Zoe is the author of Nautilus Silver Medal-winner, Most Good, Least Harm: The Simple Principle for a Better World and a Meaningful Life (2009), The Power and Promise of Humane Education (2004), and Above All, Be Kind: Raising a Humane Child in Challenging Times (2003). She has also written books for young people, including Moonbeam Gold Medal winner, Claude and Medea: The Hellburn Dogs (2007), about 12-year-old activists inspired by an eccentric substitute teacher to right wrongs where they find them, and So, You Love Animals: An Action-Packed, Fun-Filled Book to Help Kids Help Animals (1994). She has written numerous articles on humane education and humane living and has appeared frequently on radio and television. In 2012, she and her work were featured in Forbes magazine online.

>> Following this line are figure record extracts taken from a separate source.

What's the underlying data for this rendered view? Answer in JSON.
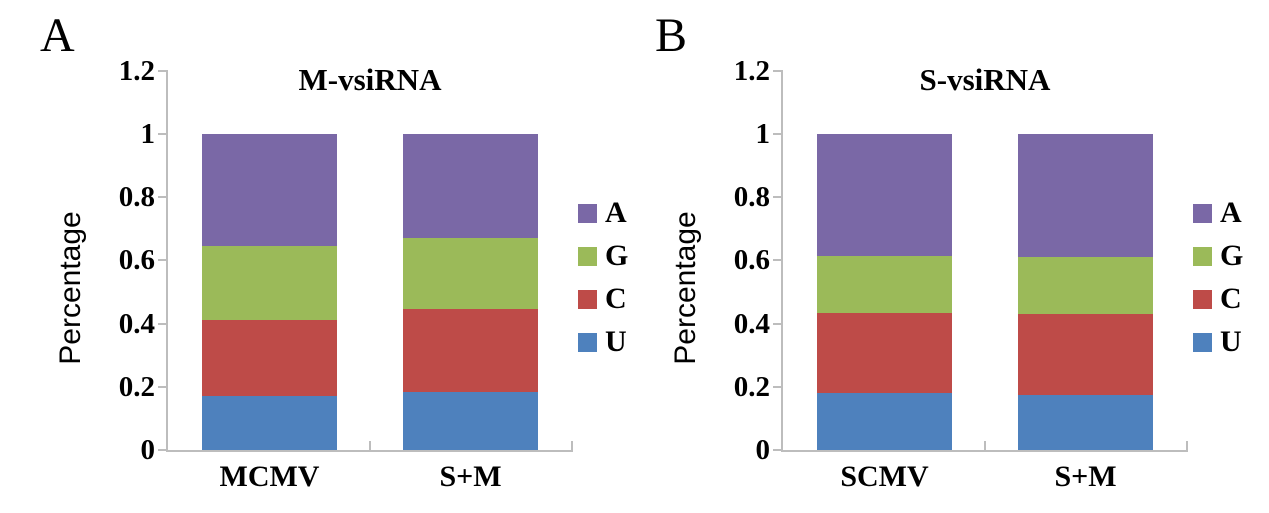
{
  "figure": {
    "background": "#FFFFFF",
    "axis_color": "#BDBDBD",
    "text_color": "#000000"
  },
  "legend": {
    "position": "right",
    "entries": [
      {
        "label": "A",
        "color": "#7A68A6"
      },
      {
        "label": "G",
        "color": "#9BBA59"
      },
      {
        "label": "C",
        "color": "#BE4B48"
      },
      {
        "label": "U",
        "color": "#4E81BD"
      }
    ]
  },
  "chart_data": [
    {
      "type": "bar",
      "stacked": true,
      "panel_label": "A",
      "title": "M-vsiRNA",
      "xlabel": "",
      "ylabel": "Percentage",
      "ylim": [
        0,
        1.2
      ],
      "yticks": [
        "0",
        "0.2",
        "0.4",
        "0.6",
        "0.8",
        "1",
        "1.2"
      ],
      "grid": false,
      "legend_position": "right",
      "categories": [
        "MCMV",
        "S+M"
      ],
      "series": [
        {
          "name": "U",
          "color": "#4E81BD",
          "values": [
            0.17,
            0.185
          ]
        },
        {
          "name": "C",
          "color": "#BE4B48",
          "values": [
            0.24,
            0.26
          ]
        },
        {
          "name": "G",
          "color": "#9BBA59",
          "values": [
            0.235,
            0.225
          ]
        },
        {
          "name": "A",
          "color": "#7A68A6",
          "values": [
            0.355,
            0.33
          ]
        }
      ]
    },
    {
      "type": "bar",
      "stacked": true,
      "panel_label": "B",
      "title": "S-vsiRNA",
      "xlabel": "",
      "ylabel": "Percentage",
      "ylim": [
        0,
        1.2
      ],
      "yticks": [
        "0",
        "0.2",
        "0.4",
        "0.6",
        "0.8",
        "1",
        "1.2"
      ],
      "grid": false,
      "legend_position": "right",
      "categories": [
        "SCMV",
        "S+M"
      ],
      "series": [
        {
          "name": "U",
          "color": "#4E81BD",
          "values": [
            0.18,
            0.175
          ]
        },
        {
          "name": "C",
          "color": "#BE4B48",
          "values": [
            0.255,
            0.255
          ]
        },
        {
          "name": "G",
          "color": "#9BBA59",
          "values": [
            0.18,
            0.18
          ]
        },
        {
          "name": "A",
          "color": "#7A68A6",
          "values": [
            0.385,
            0.39
          ]
        }
      ]
    }
  ]
}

In 2010, Zoe gave her first TEDx talk “The World Becomes What You Teach” which became among the 50 top-rated of more than 12,000 TEDx talks. Since then she has given three other TEDx talks including “Solutionaries,”Educating for Freedom,” and “How to Be a Solutionary.”

Zoe speaks regularly at universities, conferences, schools, and in communities across the United States and Canada and periodically overseas. She has also served as a consultant on humane education to people and organizations around the world, and serves on the board of directors of HEART.

In 2012 Zoe debuted her 1-woman show, “My Ongoing Problems with Kindness: Confessions of MOGO Girl,” and now brings humane issues to communities through entertainment.

In 2010, Zoe was inducted into the Animal Rights Hall of Fame, and in 2012 she was honored with the Women in Environmental Leadership award at Unity College. In 2012, her portrait was painted by Robert Shetterly for the Americans Who Tell The Truth portrait series.

Zoe received a Master’s in Theological Studies from Harvard Divinity School (1988) and a Master’s in English Literature from the University of Pennsylvania (1983). She is also certified in Psychosynthesis counseling.

Zoe lives with her husband and several rescued animals in a home adjoining the Institute for Humane Education in Surry, Maine.